Die Entscheidung des G-BA vom 15.12.2011 trat mit der Veröffentlichung im Bundesanzeiger am 2.3.2012 in Kraft. Sie wurde von Diabetologen, aber auch von Gynäkologen seit Längerem dringend gefordert, und sie ist richtig, auch wenn die Datenbasis für die Prävalenz des GDM immer noch unzureichend ist. Ute Schäfer-Graf schrieb 2010 in der GebFra (Mai-Ausgabe Geburtsh Frauenheilk 2010; 70: 411–412), dass es „geradezu unethisch ist, das Risiko einzugehen, Schwangeren eine Therapie vorzuenthalten, weil durch fehlende Diagnostik das Problem nicht erkannt wurde“.

In der vorliegenden Ausgabe (Seite 311 ff.) belegt die Arbeit von Christina Huy, Adrian Loerbroks, Amadeus Hornemann, Silke Röhrig und Sven Schneider, weshalb unsere Kenntnis der Verbreitung des GDM trotz der Daten der Perinatalstatistik noch lückenhaft ist.
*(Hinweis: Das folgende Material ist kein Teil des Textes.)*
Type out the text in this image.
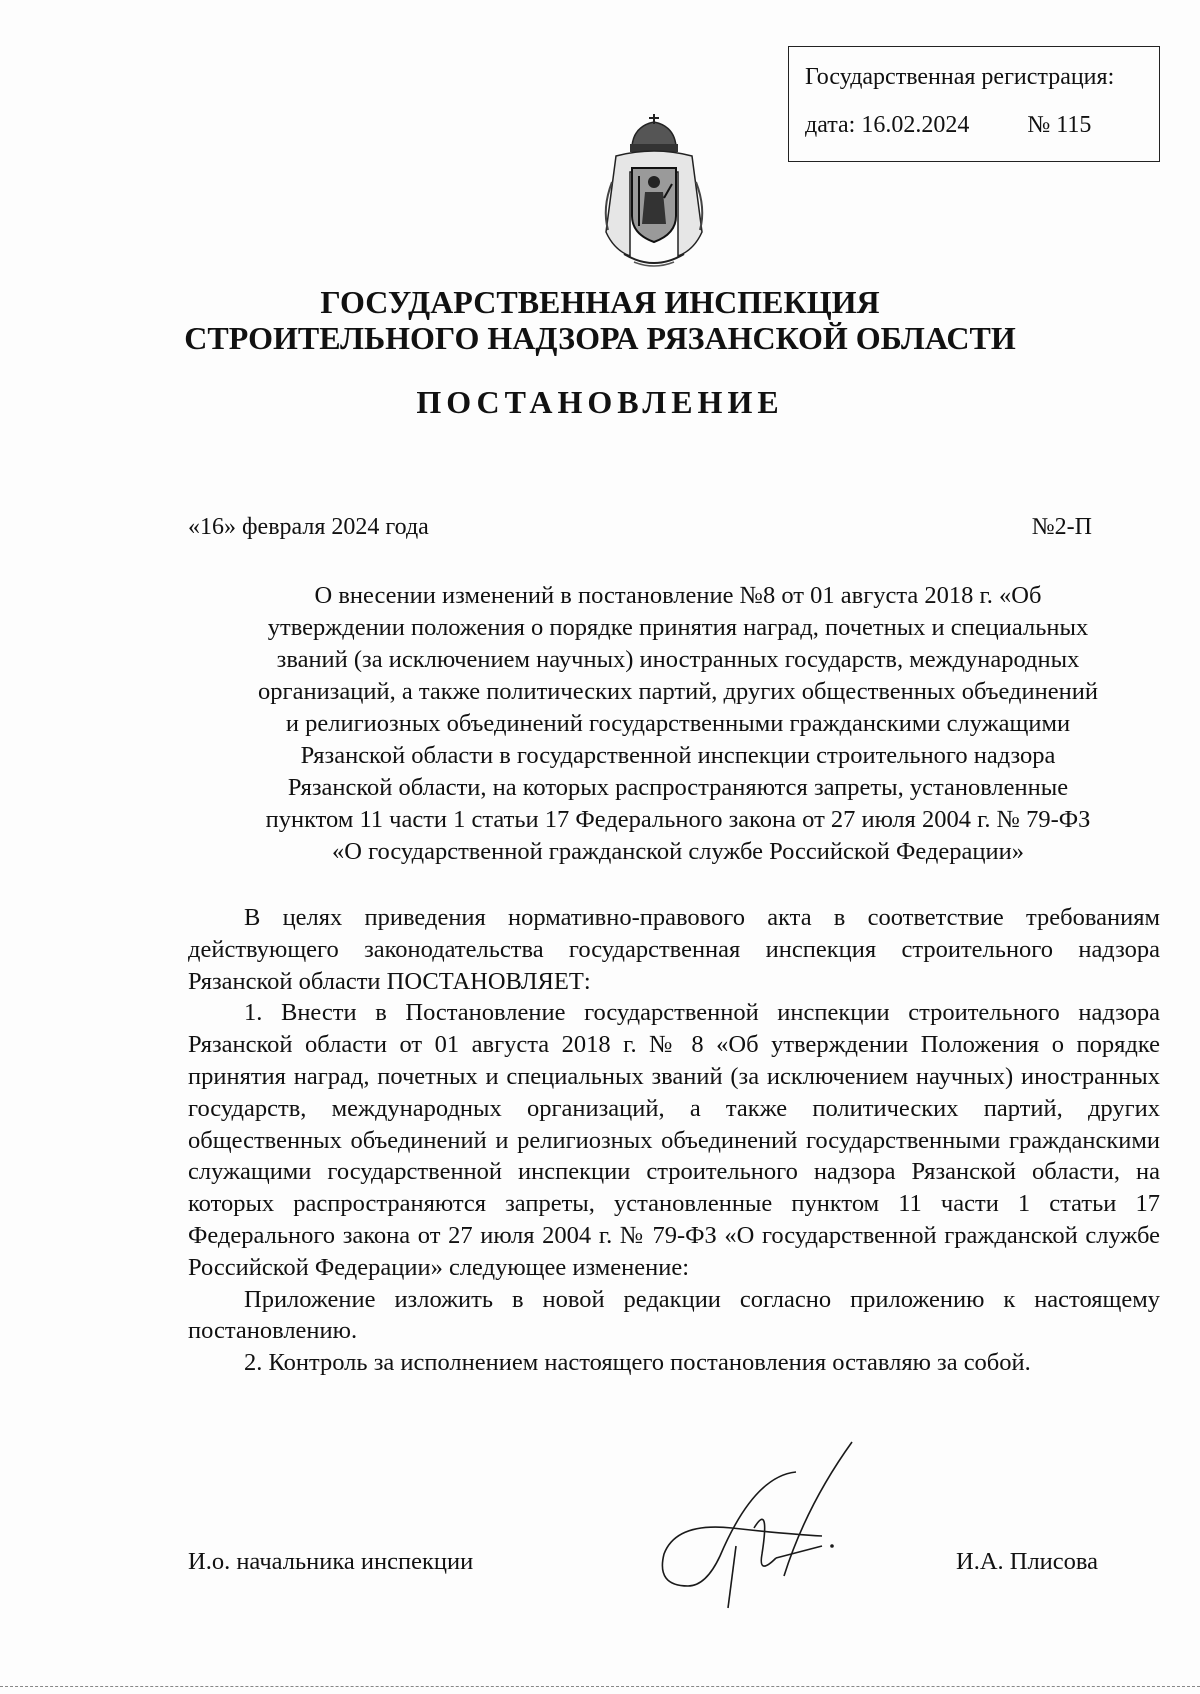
Государственная регистрация:
дата: 16.02.2024 № 115
ГОСУДАРСТВЕННАЯ ИНСПЕКЦИЯ
СТРОИТЕЛЬНОГО НАДЗОРА РЯЗАНСКОЙ ОБЛАСТИ
ПОСТАНОВЛЕНИЕ
«16» февраля 2024 года	№2-П
О внесении изменений в постановление №8 от 01 августа 2018 г. «Об
утверждении положения о порядке принятия наград, почетных и специальных
званий (за исключением научных) иностранных государств, международных
организаций, а также политических партий, других общественных объединений
и религиозных объединений государственными гражданскими служащими
Рязанской области в государственной инспекции строительного надзора
Рязанской области, на которых распространяются запреты, установленные
пунктом 11 части 1 статьи 17 Федерального закона от 27 июля 2004 г. № 79-ФЗ
«О государственной гражданской службе Российской Федерации»

В целях приведения нормативно-правового акта в соответствие требованиям действующего законодательства государственная инспекция строительного надзора Рязанской области ПОСТАНОВЛЯЕТ:

1. Внести в Постановление государственной инспекции строительного надзора Рязанской области от 01 августа 2018 г. № 8 «Об утверждении Положения о порядке принятия наград, почетных и специальных званий (за исключением научных) иностранных государств, международных организаций, а также политических партий, других общественных объединений и религиозных объединений государственными гражданскими служащими государственной инспекции строительного надзора Рязанской области, на которых распространяются запреты, установленные пунктом 11 части 1 статьи 17 Федерального закона от 27 июля 2004 г. № 79-ФЗ «О государственной гражданской службе Российской Федерации» следующее изменение:

Приложение изложить в новой редакции согласно приложению к настоящему постановлению.

2. Контроль за исполнением настоящего постановления оставляю за собой.

И.о. начальника инспекции	И.А. Плисова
Dass mit der neuen S3-Leitlinie nunmehr ein Konsens für die Diagnostik des GDM – etwa in Abgrenzung zu anderen Typen des Diabetes mellitus – vorliegt, und dass mit der Einführung eines Screenings auf GDM die Datenbasis deutlich verbessert wird, lässt erwarten, dass die Epidemiologie des GDM in absehbarer Zeit auf deutlich sichereren Füßen steht als heute.